What does the role of Innovation Connector involve?
As the Innovation Connector for the Knowledge Factory network, almost everything I do revolves around the concept of connecting people from a perspective of innovation. Our occupiers may not always be fully in the picture with the latest technological developments happening at other organisations in their region and further afield, and this is where I can offer support. Over my 30 years in the industry, I have built a network of contacts that I can tap into; I can suggest potential partners for our occupiers, whether they want access to a particular service or piece of equipment, or would like to enter into a joint development project. The possibilities are endless.
How do you encourage innovation and collaboration?
Raising awareness of novel ideas and process developments, and encouraging networking with like-minded individuals are the first steps along the pathway to successful collaborations. One way of doing this is to showcase the activities of other organisations. I liaise with universities across the UK to identify those with expertise in areas of interest to our occupiers and, at the same time, raise awareness of the benefits the science park ecosystem offers for university spin-outs.
Does the Knowledge Factory provide networking opportunities?

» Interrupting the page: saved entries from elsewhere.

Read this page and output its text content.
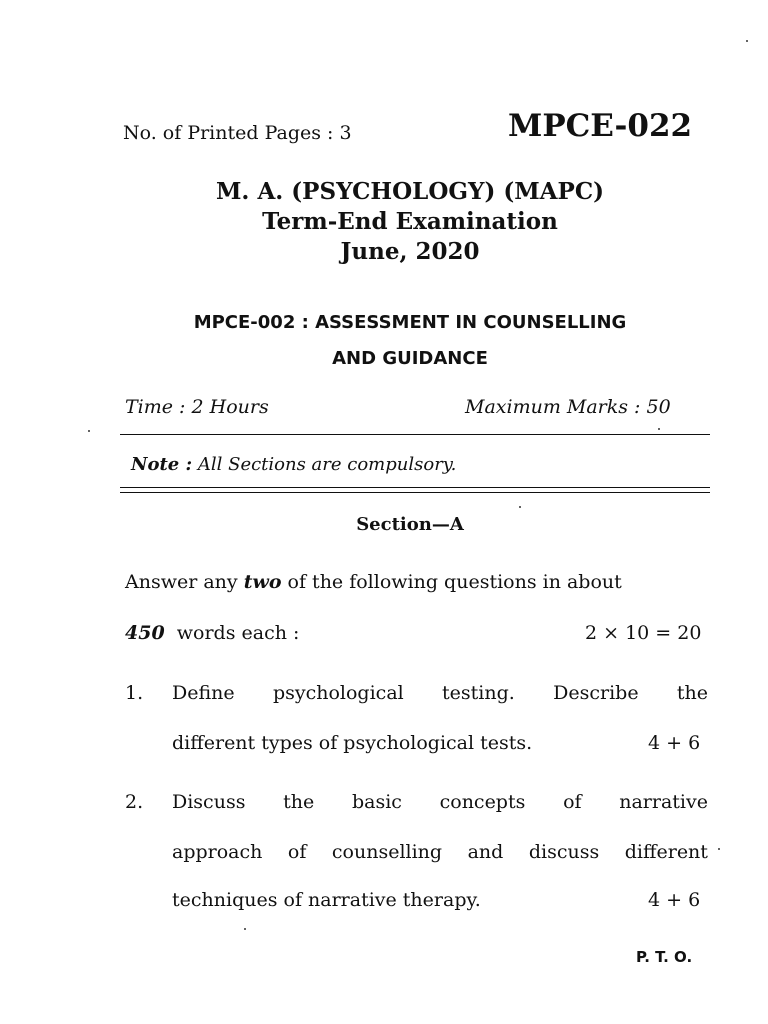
No. of Printed Pages : 3	MPCE-022
M. A. (PSYCHOLOGY) (MAPC)
Term-End Examination
June, 2020
MPCE-002 : ASSESSMENT IN COUNSELLING
AND GUIDANCE
Time : 2 Hours	Maximum Marks : 50
Note : All Sections are compulsory.
Section—A
Answer any two of the following questions in about
450 words each :	2 × 10 = 20
1. Define psychological testing. Describe the
different types of psychological tests.	4 + 6
2. Discuss the basic concepts of narrative
approach of counselling and discuss different
techniques of narrative therapy.	4 + 6
P. T. O.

We encourage knowledge sharing at our parks by staging events such as the ‘Wilton Wednesday’ – a monthly lunchtime networking event – where we invite two or three speakers from different organisations to give short presentations. The topics are subjects that we feel might be of interest to our occupiers, such as knowledge transfer partnerships and new projects specifically targeted at companies in the bioeconomy. You never know when you are going to need help or where that help might come from, and people are often surprised to discover what is going on right on their doorstep! It is not uncommon to find that discussions starting from networking events can result in a successful collaboration that might otherwise not have happened. Undoubtedly, the science park ecosystem helps to foster this.